Assembly elections 2012
Supporters of the Congress Party attend a rally with India's Prime Minister Manmohan Singh, ahead of state assembly elections, at Vasda village, about 345 km south of the western Indian city of Ahmedabad December 9, 2012.Reuters

Early trends of the Assembly election results on Thursday show Bharatiya Janata Party (BJP) taking the lead in Gujarat while losing out seats to rival Congress in Himachal Pradesh.

The counting of votes began around 8 am in 182 constituencies in Gujarat and 68 constituencies in Himachal Pradesh. Both states are ruled by the BJP.  

In Gujarat, the Narendra Modi-led party racked up 121 seats around 13:01 pm, raising expectations of another comfortable win. Several opinion surveys predict Modi to gain more seats than the 117 he managed in the 2007 elections. Winning the ongoing elections would mean a third term as chief minister for the BJP strongman.

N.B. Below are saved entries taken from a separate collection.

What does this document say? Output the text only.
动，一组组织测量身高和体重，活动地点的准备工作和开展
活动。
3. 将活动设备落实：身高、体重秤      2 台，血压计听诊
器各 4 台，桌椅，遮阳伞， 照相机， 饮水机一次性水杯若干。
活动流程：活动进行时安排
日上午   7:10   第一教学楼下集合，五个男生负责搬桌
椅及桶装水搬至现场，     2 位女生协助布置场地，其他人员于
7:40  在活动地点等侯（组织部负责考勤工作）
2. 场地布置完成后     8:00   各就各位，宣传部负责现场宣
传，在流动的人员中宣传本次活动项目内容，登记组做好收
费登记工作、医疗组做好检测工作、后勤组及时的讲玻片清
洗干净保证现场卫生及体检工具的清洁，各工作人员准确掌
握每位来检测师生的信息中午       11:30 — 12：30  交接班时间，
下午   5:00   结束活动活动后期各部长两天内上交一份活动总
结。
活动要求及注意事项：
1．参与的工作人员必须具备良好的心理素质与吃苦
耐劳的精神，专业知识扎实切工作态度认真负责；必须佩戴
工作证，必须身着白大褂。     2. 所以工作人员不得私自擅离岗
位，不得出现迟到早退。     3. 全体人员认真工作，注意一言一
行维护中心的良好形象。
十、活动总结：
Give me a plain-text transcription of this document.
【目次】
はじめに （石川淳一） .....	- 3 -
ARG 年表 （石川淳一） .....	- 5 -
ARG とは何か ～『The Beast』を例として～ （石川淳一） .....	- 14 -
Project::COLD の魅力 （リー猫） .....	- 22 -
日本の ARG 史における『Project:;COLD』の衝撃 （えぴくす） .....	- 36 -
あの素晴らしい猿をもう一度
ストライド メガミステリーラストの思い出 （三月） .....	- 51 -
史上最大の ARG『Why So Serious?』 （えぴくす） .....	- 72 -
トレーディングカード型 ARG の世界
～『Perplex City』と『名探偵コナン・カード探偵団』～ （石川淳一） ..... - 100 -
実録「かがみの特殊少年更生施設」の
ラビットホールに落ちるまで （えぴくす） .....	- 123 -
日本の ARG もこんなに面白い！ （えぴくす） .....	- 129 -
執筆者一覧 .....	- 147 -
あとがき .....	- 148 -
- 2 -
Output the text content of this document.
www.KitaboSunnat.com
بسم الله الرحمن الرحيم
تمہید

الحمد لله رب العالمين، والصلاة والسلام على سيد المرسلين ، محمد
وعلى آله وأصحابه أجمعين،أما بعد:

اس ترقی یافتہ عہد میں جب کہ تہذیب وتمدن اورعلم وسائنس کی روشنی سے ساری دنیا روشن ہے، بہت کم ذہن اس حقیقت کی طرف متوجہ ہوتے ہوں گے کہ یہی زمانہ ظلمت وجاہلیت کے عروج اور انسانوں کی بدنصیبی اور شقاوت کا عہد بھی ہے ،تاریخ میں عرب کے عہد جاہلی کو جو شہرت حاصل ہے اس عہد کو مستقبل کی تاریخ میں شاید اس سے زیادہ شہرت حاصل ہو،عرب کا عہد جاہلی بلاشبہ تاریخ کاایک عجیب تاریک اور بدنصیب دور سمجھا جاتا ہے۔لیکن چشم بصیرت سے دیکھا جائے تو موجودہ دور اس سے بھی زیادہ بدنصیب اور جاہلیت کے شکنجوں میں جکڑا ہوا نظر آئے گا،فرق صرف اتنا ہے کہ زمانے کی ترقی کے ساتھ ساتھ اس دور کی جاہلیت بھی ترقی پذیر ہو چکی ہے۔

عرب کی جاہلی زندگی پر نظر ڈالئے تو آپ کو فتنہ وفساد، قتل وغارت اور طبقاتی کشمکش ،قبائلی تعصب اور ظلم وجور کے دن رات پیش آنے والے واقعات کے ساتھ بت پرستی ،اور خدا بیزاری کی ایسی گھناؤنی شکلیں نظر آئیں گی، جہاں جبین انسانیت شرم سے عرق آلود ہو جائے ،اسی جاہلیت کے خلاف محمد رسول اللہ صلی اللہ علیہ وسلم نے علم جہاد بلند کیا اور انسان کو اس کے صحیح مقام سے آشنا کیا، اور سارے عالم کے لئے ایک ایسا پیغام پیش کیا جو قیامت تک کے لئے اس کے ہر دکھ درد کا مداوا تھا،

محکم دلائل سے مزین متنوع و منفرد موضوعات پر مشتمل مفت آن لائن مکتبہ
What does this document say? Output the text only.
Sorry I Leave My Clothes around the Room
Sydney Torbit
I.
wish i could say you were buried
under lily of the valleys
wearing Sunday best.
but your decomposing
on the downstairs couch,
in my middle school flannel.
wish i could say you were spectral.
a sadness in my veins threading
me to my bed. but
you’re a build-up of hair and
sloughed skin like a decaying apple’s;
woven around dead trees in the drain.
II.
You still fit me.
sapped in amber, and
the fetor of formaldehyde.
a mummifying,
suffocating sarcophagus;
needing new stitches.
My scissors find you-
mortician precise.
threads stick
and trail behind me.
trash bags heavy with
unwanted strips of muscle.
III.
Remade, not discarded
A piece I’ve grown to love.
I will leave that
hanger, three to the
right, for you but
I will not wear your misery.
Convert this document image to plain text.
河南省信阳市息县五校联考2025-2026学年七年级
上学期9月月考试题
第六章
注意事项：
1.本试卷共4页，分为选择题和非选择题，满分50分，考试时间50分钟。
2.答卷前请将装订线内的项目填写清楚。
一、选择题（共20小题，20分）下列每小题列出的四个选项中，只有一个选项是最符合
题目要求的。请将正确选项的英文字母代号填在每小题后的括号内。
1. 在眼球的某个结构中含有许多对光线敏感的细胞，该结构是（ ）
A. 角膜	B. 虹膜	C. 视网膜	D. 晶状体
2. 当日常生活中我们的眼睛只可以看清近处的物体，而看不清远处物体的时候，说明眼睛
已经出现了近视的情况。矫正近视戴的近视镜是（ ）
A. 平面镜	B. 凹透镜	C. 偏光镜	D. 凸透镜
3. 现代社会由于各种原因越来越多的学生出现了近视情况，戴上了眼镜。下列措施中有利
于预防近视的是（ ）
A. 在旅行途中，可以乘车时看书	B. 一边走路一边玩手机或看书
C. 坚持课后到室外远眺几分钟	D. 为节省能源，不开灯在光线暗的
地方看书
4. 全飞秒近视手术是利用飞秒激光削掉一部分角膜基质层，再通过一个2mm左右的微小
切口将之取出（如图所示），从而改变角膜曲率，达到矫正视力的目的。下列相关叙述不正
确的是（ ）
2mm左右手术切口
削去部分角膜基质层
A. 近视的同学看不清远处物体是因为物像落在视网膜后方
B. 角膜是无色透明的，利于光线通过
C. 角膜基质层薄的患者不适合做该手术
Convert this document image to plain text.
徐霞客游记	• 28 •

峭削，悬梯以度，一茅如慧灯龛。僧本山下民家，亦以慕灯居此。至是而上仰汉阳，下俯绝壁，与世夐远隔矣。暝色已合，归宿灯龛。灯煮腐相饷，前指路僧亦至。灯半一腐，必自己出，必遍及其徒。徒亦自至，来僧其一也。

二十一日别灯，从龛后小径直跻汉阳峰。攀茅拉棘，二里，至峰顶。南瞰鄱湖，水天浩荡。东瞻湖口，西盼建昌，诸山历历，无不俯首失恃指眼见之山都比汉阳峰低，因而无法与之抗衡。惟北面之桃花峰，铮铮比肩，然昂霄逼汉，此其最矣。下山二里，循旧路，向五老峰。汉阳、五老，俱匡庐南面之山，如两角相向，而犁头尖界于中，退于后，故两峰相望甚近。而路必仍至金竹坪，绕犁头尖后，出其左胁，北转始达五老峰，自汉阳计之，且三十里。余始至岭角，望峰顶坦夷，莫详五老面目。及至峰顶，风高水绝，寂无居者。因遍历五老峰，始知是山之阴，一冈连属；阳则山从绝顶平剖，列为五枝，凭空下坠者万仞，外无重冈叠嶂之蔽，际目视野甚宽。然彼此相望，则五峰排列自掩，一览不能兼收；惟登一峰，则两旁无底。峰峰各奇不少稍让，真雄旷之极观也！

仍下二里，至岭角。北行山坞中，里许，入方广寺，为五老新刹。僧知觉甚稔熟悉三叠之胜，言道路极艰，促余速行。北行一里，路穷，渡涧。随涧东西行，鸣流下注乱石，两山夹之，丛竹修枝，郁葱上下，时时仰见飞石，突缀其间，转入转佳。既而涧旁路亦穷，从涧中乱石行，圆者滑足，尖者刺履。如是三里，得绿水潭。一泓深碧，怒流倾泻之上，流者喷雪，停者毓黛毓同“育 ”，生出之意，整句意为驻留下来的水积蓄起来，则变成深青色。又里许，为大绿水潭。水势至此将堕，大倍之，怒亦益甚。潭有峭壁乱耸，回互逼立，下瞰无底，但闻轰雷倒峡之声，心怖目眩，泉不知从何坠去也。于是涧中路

Hours ahead of the announcement of the final results, celebrations of another imminent victory were held at the BJP office in Ahmedabad.

"Let us understand BJP is winning for the third time over and Congress is losing for the fifth time," said BJP spokesperson Nirmala Sitharaman, NDTV reported.

Congress spokesperson Abhishek Singhvi said, "Victory in Gujarat polls makes Narenda Modi unstoppable in the BJP. He is very important Chief Minister for BJP but that has nothing to do with his national acceptability."

Congress is trailing behind with 57 seats in Gujarat but has already crossed the half-way mark in Himachal Pradesh with 36 seats compared to BJP's 26. Taking note of the declining tends for his party, Chief Minister Prem Kumar Dhumal, who was initially confident of securing a second term, appeared set for a defeat.

"Whatever people decide is good. It would be good if they support us, and good even if they don't. I will welcome the decision of people," he said when asked to react on the declining trends of his party's seat in Himachal Pradesh.

The state saw a high turnout of 74.70 percent in the Nov 4 elections, which the Congress said had indicated favour towards anti-incumbency. Since 1977, no party had ever served a second consecutive term in the government.